Ethan's jaw clenched, but he said nothing.
"She's a Sinclair now," Hugo continued, his voice lowering but sharper. "That name means something. And whether you married her out of convenience, strategy, or obligation doesn't change the fact that she is under your protection. You're supposed to be responsible for her safety."
Ethan looked away, the weight of those words hitting somewhere deeper than he cared to admit.
Hugo wasn't done. "You think this is just about stolen paintings? That man she's going after Vincent is a predator. And you just let her walk into his world like it's nothing?
Ethan tried to act unbothered, his expression unreadable as he straightened the documents and slid them back into the envelope.
"I have a conference call in ten minutes," he said flatly, standing up.
"Ethan" Hugo called after him, but Ethan was already halfway to the door.
He didn't even look back. He just tightened his grip on the envelope and walked out, the door swinging shut behind him with a quiet but deliberate finality.
"Mr. Helparn, it's been a while," a man in his mid-forties called out, stepping through the warehouse doors with a wide grin.
"Ben!" Vincent said, lighting up as he crossed the room with open arms. "You old bastard," he added warmly, pulling him into a brief, hard hug. "How was your flight?"
"It was lovely," Ben replied, glancing around. "Wow, Melbourne has changed."
Vincent laughed. "You've only been gone a year, mate."
The two men chuckled loudly, the kind of laughter that came from years of dirty business and shared secrets. Their bond was built on trust the dangerous kind that meant you'd bled for each other at some point.
As they talked, the warehouse door creaked again, and one of Vincent's men rushed in, breathing heavily.

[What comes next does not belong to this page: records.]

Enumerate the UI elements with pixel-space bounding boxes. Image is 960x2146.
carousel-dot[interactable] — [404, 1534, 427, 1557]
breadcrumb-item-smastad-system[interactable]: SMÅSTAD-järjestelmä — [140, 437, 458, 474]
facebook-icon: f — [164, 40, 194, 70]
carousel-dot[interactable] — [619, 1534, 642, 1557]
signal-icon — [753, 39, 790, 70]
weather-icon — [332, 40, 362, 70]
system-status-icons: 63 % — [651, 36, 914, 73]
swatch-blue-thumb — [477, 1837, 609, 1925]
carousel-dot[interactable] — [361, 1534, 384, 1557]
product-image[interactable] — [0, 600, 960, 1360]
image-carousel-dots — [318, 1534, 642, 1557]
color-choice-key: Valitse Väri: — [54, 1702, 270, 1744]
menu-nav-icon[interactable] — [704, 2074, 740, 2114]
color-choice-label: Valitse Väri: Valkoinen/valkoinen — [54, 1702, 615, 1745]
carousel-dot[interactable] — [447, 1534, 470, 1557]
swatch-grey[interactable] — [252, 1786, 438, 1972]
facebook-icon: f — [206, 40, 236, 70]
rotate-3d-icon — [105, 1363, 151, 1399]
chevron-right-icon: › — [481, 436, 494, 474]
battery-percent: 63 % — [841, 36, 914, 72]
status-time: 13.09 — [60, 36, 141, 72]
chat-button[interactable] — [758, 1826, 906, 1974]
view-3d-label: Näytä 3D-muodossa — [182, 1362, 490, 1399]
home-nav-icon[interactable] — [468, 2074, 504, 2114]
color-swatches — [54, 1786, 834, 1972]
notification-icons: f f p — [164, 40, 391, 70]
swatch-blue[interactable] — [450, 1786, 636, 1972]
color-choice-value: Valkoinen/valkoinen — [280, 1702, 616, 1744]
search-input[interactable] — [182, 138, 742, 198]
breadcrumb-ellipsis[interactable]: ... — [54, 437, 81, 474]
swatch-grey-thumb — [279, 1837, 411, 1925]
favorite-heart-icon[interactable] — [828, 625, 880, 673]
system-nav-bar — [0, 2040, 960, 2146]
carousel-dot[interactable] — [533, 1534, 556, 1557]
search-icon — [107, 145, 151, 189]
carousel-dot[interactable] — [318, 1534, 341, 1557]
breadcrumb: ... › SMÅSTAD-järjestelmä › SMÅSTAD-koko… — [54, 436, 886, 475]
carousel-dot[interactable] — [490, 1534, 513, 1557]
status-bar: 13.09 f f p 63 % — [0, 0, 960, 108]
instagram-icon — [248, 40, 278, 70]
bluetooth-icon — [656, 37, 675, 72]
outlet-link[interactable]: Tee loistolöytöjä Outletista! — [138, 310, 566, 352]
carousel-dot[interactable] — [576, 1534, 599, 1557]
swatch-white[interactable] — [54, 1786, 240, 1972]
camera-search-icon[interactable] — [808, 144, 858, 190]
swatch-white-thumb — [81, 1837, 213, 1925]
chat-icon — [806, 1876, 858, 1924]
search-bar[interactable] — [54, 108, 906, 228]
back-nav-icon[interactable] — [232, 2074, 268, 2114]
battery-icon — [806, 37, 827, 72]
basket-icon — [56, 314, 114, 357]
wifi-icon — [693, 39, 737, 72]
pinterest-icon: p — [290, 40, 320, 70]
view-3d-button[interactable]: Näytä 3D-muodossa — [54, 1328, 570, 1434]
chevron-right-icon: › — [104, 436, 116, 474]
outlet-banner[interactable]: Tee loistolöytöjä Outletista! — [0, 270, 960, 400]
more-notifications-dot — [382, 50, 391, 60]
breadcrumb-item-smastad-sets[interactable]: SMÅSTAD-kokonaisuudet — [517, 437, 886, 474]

"Boss uh there's a problem," he said, glancing nervously at Ben. "One of the boys... one of the paintings. He dropped it."
Vincent's smile faded instantly. He stepped past Ben without a word and walked straight to the trembling man standing by the crates.
Without warning, Vincent landed a sharp punch straight to the boy's face. The impact echoed through the warehouse. The boy staggered back, blood at the corner of his mouth, but he didn't make a sound.